Â
Mudik menjadi produk kultur khas Indonesia yang unik sekaligus spektakuler. Tidak ada negara di dunia yang memiliki tradisi mudik dg follower aktif dlm order puluhan juta jiwa. Dirilis Kementerian Perhubungan mudik diikuti sekitar 25 juta jiwa di 2016. Bagaimana di 2017, sepertinya akan smakin meningkat.Â
Manusia modern mungkin heran dg pemudik sbg pribadi yg naif, dan tidak futuristik. Secara alami, manusia memiliki eksistensi yg hidup di masa kini dan satu2nya pilihan adalah pasti bergerak dinamis ke masa depan. Bagaimana sebuah kultur klasik dan kuno yg bernama mudik, yg lekat dg masa lalu, kok ternyata diminati bahkan diamini oleh puluhan juta jiwa sebagaimana produk smartphone terbaru yg sll diburu dan digantikan kecanggihan dan kehebatan nya.
Manusia modern yg hidupnya tenggelam dlm rutinitas fisik dan material, bisa jadi memandang mudik sebagai problem sosial akut akibat dari ketidakmampuan manusia melepaskan diri dari masa lalunya. Tidak rasional, bagaimana bisa manusia dg jumlah mencapai puluhan juta jiwa harus melakukan suatu perjalanan ke masa lalu baik melalui darat, laut dan udara atau kombinasinya dg pengorbanan harta, tenaga bahkan jiwa. Hal yg ikonik sekaligus ironis.. mencari hal dan masalah, sama sekali tidak mencerminkan gaya hidup manusia modern, yg efektif, efisien dan serba praktis.

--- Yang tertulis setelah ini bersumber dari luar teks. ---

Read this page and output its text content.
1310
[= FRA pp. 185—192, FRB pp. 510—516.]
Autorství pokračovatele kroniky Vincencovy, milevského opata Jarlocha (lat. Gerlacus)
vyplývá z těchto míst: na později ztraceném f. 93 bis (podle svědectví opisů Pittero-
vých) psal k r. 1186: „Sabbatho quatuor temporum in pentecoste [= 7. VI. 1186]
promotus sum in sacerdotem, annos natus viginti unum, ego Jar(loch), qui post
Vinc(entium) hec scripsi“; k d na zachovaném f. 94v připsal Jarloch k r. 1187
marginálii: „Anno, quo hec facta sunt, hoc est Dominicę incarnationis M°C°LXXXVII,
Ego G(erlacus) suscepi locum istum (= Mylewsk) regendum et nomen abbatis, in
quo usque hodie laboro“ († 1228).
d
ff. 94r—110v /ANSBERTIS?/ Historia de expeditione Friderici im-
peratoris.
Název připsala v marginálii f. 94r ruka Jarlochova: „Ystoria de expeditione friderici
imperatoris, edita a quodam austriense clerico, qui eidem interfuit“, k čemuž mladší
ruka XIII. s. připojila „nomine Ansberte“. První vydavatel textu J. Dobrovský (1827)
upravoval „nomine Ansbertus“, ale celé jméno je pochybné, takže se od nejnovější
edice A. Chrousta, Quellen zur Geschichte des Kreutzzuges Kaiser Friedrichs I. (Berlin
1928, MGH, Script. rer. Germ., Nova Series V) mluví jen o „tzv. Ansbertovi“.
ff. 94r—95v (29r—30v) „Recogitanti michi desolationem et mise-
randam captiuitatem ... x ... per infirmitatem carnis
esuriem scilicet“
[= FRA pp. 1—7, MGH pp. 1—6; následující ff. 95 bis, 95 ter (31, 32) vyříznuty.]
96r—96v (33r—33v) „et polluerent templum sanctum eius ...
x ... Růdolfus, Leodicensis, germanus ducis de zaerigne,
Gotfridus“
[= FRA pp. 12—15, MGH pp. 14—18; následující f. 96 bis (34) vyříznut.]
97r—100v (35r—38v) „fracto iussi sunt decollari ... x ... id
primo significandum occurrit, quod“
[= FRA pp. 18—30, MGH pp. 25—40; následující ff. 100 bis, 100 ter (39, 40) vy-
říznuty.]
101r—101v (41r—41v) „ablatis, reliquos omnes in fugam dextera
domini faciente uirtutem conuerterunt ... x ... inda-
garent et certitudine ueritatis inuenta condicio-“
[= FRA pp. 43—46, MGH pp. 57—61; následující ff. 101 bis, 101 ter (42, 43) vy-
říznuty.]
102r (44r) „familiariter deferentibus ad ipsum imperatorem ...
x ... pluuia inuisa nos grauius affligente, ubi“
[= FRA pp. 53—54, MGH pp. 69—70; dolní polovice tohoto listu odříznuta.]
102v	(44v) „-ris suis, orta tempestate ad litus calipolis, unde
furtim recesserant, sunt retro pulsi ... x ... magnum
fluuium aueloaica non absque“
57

Secara filosofis, mudik adalah sebuah perjalanan mahakarya seorang anak manusia. Perjalanan tanpa batas. Seluruh aspek kemanusiaannya bergerak, segenap jiwa raga indera melintas dimensi yg lebih tinggi dr ruang waktu. Analogi dalam ajaran Islam, mudik bs diibaratkan perjalanan Ibadah Haji sbg rukun islam paripurna, setahun dlm siklus kehidupan perantauan, tdk lengkap tanpa menjalani ritual mudik. Tdk lengkap status perantau, tanpa diselingi ritual mudik. hehehe...
Di dalam tradisi mudik, ada empati yg melekatkan, ada telepati yg mempercepat keharmonisan, ada aspek transportasi jiwa raga yg mesti dipersiapkan dan dipertahankan dan yg canggih adanya teleportasi yg melengkapkan.
*Empati mudik*
Mudik penuh haru biru. Betapa tidak, ketika dlm rentang waktu yg bersamaan, lautan manusia bergerak dlm arah yg acak menuju kampung halaman, menuju haribaan dimana masa kecil dibesarkan, kembali mendekap erat pangkuan orangtua.
Dalam globalisasi dan modernisasi pd dasarnya tingkat kompetisi diseluruh aspek kehidupan begitu rumyamnya, shg pergerakan acak manusia menuju tempat beraktualisasi, eksistensinya seringkali menjauh dr kehidupan masa kecilnya, orangtua, sanak saudara, teman bermain dan tetangga. Demikian juga alam sekitar, tempat2 bermain, dan rumah yg telah menemani dan menaunginya selama itu. Rasa kebersamaan, saling memiliki dan berbagi baik d keadaan susah dan senang yg dimiliki di masa lalu, sangat di rindukan. Itulah empati mudik.
Rindu dendam akan segera terluap mendekat masa mudik. Handphone menjadi penghubung yg efektif menyelaraskan rasa2 kekeluargaan, ada empati, simpati diantara sgala peristiwa yg memisahkannya diantara waktu yg tercerabut. Hal tersebut sekaligus menjelaskan kenapa ada gairah dan semangat luarbiasa dr pemudik saat menuju tanah kenangan, Ombak tinggi lautan bukan rintangan, Petir menggelar di ketinggian bukan halangan, dan panas terik aspal jalanan diabaikan.
Suasana kemacetan, keresahan akan semrawutnya jalanan yg live disiarkan televisi akan dapat dirasakan oleh sanak saudara yg dikampung. Yg melihat dan mengikuti pergerakan mudik, dpt merasakan sampai dalam hati, bagaimana perjuangan mudik tdk lah sesederhana yg dirasakan, dan tdk sekompleks yg dipikirkan.
Itulah empati mudik. Kehadiran empati dlm mudik amat diperlukan karena bs menjadi pendorong saling menghargai dan menempatkan orang lain sama berharganya dg diri sendiri.